According to the documents, she admitted these meetings took place in hotel rooms in China for years, where she reported on her "social contacts" in the U.S. to an individual who went by the name of "Teacher Zhao."
The detailed affidavit even goes on to say the translator briefly lived, "for free," with a State Department employee -- who held a top-secret clearance and designed high-security embassies, including the U.S. compound in Islamabad, Pakistan.
The State Department employee, who was not named, initially told the FBI he didn't discuss his job with Gao, but later changed his statement.
According to the documents, Gao also told the FBI -- during interviews in 2013 -- that she once told "Teacher Zhao" about the travel plans of an American and ethnic Tibetan. This person told the FBI he ended up being interrogated by Chinese intelligence officers during a trip to Tibet, and a member of his family was imprisoned.
Yet the U.S. attorney's office in Washington, D.C., which oversaw the case, recently declined to prosecute, allowing the documents to be unsealed. The office offered no further comment. The FBI also is saying nothing beyond the court documents that were filed to search a storage unit in suburban Washington, D.C.
On its face, a former senior Justice Department official said the decision not to prosecute is perplexing, because the case was unlikely to reveal investigative sources and methods.
"It's not clear to me, based on the court files that were unsealed, how a prosecution of this person could possibly have compromised U.S. intelligence gathering," Thomas Dupree, former deputy assistant attorney general under the George W. Bush administration, told Fox News. "If it jeopardizes or threatens to disrupt relations with another country, so be it.
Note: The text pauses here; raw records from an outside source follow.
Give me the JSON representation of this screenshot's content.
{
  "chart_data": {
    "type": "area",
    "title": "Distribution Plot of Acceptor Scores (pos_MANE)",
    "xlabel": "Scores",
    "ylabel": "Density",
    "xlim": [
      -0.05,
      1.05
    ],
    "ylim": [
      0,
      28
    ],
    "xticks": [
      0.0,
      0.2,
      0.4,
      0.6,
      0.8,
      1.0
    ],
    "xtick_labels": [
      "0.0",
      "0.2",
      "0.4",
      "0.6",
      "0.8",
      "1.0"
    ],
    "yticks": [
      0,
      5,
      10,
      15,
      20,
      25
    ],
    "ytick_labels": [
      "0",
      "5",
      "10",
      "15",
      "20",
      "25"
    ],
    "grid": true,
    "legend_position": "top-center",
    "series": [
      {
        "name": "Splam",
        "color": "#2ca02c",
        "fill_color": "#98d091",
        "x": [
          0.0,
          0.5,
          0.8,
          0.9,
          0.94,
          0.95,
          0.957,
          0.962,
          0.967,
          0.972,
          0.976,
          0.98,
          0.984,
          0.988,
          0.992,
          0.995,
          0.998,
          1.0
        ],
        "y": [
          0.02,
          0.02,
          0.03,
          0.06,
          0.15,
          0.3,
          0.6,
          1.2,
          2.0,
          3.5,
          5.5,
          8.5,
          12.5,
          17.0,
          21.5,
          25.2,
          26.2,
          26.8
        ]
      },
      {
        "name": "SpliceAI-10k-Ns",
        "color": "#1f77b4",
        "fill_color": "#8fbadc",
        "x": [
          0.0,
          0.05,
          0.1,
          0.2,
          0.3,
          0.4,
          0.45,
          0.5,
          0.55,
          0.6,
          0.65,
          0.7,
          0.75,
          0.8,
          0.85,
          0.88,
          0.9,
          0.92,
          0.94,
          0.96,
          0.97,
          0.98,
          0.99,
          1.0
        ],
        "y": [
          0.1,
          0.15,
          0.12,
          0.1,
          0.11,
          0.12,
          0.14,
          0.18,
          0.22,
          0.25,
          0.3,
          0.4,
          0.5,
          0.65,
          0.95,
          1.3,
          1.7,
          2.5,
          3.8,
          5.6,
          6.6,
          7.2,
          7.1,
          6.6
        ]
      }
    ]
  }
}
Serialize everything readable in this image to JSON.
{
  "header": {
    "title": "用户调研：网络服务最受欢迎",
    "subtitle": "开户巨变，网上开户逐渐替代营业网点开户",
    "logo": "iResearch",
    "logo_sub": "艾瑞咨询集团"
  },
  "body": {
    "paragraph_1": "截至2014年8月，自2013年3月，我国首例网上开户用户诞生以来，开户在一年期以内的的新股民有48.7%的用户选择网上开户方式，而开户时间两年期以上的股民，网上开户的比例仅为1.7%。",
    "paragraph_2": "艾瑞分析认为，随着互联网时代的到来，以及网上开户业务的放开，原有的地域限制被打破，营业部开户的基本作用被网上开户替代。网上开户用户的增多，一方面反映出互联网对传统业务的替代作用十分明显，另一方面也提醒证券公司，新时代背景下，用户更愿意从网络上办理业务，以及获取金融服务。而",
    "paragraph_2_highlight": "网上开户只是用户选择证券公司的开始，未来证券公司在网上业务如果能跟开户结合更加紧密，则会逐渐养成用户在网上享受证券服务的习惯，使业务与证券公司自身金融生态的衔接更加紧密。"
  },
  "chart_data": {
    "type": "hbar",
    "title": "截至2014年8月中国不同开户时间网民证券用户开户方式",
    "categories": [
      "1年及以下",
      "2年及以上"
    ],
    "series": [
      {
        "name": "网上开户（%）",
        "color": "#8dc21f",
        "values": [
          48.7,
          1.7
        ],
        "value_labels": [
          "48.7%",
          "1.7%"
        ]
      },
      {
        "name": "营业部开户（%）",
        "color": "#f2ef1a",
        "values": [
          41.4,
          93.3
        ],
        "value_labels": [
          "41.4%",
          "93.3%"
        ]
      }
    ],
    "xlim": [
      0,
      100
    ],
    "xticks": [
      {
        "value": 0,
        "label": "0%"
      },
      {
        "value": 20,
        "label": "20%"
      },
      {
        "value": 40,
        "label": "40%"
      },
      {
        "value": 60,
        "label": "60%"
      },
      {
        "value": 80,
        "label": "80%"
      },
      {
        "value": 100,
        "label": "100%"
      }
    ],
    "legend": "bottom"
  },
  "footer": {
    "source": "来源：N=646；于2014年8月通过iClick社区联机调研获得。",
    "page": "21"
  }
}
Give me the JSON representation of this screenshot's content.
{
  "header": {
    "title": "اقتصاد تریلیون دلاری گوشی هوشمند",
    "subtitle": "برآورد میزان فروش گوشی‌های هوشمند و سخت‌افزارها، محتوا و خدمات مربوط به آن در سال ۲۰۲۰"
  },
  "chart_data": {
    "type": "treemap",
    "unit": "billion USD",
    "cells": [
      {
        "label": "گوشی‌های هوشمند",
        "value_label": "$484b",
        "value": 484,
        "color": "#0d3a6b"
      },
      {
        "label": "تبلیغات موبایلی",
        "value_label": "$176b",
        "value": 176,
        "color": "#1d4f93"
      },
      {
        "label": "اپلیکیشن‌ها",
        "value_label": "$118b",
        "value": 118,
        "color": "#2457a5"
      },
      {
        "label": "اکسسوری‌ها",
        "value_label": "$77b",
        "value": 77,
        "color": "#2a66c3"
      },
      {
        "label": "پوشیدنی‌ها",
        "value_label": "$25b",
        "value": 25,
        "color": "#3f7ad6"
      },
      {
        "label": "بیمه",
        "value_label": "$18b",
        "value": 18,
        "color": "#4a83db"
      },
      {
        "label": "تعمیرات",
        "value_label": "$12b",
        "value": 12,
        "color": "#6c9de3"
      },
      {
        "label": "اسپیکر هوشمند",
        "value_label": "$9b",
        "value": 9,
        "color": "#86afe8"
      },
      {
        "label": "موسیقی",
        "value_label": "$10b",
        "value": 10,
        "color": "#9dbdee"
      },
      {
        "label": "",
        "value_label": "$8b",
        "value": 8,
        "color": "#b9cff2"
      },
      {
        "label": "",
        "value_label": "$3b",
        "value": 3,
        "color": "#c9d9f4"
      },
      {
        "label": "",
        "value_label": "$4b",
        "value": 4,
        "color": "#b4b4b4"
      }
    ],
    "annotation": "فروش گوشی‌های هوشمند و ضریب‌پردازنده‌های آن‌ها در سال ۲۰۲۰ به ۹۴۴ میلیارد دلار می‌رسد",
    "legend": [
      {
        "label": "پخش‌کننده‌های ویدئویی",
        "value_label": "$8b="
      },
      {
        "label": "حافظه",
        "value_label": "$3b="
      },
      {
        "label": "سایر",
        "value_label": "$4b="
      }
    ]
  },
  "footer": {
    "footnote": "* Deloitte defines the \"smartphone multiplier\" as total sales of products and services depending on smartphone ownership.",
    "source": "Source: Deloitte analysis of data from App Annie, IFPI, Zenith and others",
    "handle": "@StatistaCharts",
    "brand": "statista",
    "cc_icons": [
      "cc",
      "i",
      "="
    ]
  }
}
That you have to draw the line somewhere, and that we need to send a message that this sort of conduct and activity simply will not be tolerated."
The State Department confirmed Xiaoming Gao worked for the Office of Language Services over a four-year period beginning in June 2010. This would have covered the tenures of former Secretary of State Hillary Clinton and sitting Secretary John Kerry.
"She was employed as a contract interpreter until February 2014, is not employed here anymore. And so any additional questions on this, I'd refer you to the FBI," spokeswoman Marie Harf said.
When told the FBI was referring Fox News' questions back to State, Harf responded: "I'm referring you back to them."
The documents do not fully explain Gao's side of the story.
Emails and phone calls to the consulting firm, which the translator listed on the web as her employer, have gone unanswered. Fox News extended an invitation to discuss the allegations. No attorney of record was filed with the court.